A window into a warmer past
When palaeobotanists analysed the Clarkia Flora, it became evident that the taxonomic composition of the ancient forest is most similar to that of modern forests found in eastern Asia and the south-eastern USA – that is, forests that grow in a considerably warmer climate (subtropical) than exists in central Idaho today. The modern vegetation in the Clarkia area is now dominated by conifers, some of which (the characteristic Ponderosa Pine) are drought tolerant. Idaho climate today is temperate and influenced by continental extremes, including summer droughts. In contrast, the Clarkia fossil flora – together with Clarkia insect and fish fossil fauna – indicates a warm and humid climate, with less seasonal extremes.
These findings constitute another piece of the geological and palaeontological puzzle indicating that Miocene global climate was considerably warmer than that of today – in particular during the so-called Mid Miocene Climatic Optimum (MMCO), a period of particularly warm climate 18 to 14 million years ago.
One of the still unanswered questions about the MMCO is which factors exactly caused this global warming. Likely, atmospheric CO2 concentration rose, driving the warming due to greenhouse forcing, just like our modern concerns about manmade CO2 increase and climate, but it is not known by how much. The specimens collected during the August 2017 fieldwork will help shed light on this question by using cellular-level features on the fossil leaves to estimate MMCO CO2.

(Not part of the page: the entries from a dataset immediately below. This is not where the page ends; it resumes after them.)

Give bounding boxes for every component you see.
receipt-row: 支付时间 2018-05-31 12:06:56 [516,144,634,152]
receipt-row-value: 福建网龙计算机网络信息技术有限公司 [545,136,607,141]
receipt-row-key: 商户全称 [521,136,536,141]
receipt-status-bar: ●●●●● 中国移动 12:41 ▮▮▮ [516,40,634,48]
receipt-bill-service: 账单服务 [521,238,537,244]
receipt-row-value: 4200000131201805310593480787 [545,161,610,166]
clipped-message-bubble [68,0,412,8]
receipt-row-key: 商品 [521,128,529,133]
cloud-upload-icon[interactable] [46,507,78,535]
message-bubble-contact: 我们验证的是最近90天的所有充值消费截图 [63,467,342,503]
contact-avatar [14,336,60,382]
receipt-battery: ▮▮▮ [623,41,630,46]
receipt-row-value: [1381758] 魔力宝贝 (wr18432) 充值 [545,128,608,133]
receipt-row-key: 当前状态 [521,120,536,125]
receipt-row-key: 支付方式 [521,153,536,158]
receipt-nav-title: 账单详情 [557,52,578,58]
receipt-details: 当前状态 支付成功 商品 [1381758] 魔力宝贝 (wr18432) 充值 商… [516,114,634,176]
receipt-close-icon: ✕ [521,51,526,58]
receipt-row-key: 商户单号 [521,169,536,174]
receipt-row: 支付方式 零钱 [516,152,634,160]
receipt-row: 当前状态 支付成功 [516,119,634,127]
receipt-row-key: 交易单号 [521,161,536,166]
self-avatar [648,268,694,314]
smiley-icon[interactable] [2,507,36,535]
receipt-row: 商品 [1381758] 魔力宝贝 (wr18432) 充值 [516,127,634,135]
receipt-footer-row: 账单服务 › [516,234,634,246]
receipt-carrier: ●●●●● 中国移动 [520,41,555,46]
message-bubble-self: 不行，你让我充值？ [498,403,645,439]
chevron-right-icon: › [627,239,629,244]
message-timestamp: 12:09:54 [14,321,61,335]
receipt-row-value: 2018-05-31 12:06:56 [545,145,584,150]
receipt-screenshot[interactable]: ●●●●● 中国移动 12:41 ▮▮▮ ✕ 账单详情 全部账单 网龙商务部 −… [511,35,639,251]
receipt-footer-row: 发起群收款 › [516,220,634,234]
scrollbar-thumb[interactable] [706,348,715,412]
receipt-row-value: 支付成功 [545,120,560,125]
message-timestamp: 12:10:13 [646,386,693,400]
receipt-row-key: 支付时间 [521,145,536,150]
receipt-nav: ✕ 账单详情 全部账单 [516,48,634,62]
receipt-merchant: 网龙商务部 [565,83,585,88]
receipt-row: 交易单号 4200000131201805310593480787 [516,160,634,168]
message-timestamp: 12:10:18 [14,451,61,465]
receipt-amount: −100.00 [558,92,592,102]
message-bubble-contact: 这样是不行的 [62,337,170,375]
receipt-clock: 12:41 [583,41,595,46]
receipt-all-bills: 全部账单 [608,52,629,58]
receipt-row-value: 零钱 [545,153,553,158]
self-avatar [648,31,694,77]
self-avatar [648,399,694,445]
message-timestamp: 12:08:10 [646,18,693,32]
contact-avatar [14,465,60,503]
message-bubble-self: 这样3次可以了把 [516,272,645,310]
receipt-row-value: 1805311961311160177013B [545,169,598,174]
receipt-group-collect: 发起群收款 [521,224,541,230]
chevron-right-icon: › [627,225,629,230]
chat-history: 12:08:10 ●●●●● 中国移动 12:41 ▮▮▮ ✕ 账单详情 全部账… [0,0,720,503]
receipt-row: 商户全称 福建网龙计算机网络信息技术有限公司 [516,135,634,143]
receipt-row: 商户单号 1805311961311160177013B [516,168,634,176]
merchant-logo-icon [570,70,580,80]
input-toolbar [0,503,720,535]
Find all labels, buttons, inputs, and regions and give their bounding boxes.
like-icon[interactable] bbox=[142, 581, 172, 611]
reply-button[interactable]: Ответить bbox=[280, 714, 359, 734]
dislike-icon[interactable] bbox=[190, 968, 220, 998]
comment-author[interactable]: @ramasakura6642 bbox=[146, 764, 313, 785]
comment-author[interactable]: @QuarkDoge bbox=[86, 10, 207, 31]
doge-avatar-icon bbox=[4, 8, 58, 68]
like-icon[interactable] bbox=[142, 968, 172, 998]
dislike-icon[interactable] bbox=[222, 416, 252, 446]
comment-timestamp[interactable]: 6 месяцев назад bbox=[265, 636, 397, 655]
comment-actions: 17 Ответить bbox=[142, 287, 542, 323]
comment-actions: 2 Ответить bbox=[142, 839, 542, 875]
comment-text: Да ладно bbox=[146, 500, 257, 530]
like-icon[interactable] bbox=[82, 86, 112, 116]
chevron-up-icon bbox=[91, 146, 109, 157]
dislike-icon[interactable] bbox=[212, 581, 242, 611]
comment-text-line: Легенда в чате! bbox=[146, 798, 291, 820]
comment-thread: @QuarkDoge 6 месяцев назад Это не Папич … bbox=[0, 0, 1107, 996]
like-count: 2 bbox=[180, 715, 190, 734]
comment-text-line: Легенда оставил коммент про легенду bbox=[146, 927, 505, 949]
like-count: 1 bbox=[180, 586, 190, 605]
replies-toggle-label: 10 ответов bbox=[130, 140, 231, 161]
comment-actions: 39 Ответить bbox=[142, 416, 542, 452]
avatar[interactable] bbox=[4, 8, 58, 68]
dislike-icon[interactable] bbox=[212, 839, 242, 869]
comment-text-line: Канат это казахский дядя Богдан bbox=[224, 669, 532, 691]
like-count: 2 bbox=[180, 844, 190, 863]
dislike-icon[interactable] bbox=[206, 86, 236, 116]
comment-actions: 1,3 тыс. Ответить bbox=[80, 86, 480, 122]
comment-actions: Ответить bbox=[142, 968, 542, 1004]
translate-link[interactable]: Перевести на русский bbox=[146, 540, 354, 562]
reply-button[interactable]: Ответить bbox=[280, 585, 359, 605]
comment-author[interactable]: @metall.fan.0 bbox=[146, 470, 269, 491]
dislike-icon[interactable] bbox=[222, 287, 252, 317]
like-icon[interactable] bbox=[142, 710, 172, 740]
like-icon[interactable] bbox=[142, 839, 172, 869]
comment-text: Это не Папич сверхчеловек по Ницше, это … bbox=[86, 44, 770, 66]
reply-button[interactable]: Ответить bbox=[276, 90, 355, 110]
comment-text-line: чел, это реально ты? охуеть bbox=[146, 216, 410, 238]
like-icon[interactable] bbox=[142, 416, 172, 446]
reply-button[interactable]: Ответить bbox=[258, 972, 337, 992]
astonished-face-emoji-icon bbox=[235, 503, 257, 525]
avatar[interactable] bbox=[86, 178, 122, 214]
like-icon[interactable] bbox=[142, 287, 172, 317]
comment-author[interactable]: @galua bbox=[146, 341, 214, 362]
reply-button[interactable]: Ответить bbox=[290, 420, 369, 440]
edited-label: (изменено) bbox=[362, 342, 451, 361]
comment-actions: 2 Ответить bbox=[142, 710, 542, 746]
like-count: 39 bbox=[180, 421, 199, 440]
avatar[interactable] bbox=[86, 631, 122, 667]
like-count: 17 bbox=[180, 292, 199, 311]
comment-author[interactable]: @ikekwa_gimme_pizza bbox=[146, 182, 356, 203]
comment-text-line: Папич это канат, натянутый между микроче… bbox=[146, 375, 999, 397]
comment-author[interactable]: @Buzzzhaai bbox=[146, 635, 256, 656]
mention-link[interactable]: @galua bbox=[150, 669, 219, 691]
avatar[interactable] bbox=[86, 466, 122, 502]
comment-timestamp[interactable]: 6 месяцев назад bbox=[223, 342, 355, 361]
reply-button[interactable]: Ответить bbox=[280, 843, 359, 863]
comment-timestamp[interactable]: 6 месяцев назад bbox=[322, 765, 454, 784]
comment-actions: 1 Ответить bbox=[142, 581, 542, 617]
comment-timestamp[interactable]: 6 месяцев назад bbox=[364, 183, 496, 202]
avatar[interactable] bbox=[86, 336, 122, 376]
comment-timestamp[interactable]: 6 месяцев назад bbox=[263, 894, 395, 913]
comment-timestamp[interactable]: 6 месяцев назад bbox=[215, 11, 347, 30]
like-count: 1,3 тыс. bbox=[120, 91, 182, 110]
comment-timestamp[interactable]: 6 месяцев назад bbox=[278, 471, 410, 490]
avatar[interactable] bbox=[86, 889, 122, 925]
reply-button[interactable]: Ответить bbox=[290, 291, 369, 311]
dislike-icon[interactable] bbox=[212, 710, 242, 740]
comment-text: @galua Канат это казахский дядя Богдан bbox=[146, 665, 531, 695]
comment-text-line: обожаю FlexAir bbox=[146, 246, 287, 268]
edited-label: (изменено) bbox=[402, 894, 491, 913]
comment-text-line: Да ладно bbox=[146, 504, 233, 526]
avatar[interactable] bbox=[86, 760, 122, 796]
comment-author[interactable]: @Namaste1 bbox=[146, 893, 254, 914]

Understanding how the climate has varied in the past, and the consequences of these variations for climate patterns locally and globally, allows us to predict how future climate change may take shape. That is, application of this and other modern palaeontological methods to the incredible Clarkia Flora promises exceptional new insights into ancient (and future?) greenhouse worlds.
The authors sincerely thank Bill Rember for hosting us, sharing his immense knowledge of the Clarkia Flora and facilitating the collection of fossils, as well as Professor Paul Pearson of Cardiff University in the UK, for invaluable help in the field. The Swedish Research Council starting grant to MS (VR NT-7 2016 04905) is acknowledged and the Bolin Centre for Climate Research, Stockholm University in Sweden is gratefully acknowledged for its generous support of the fieldwork.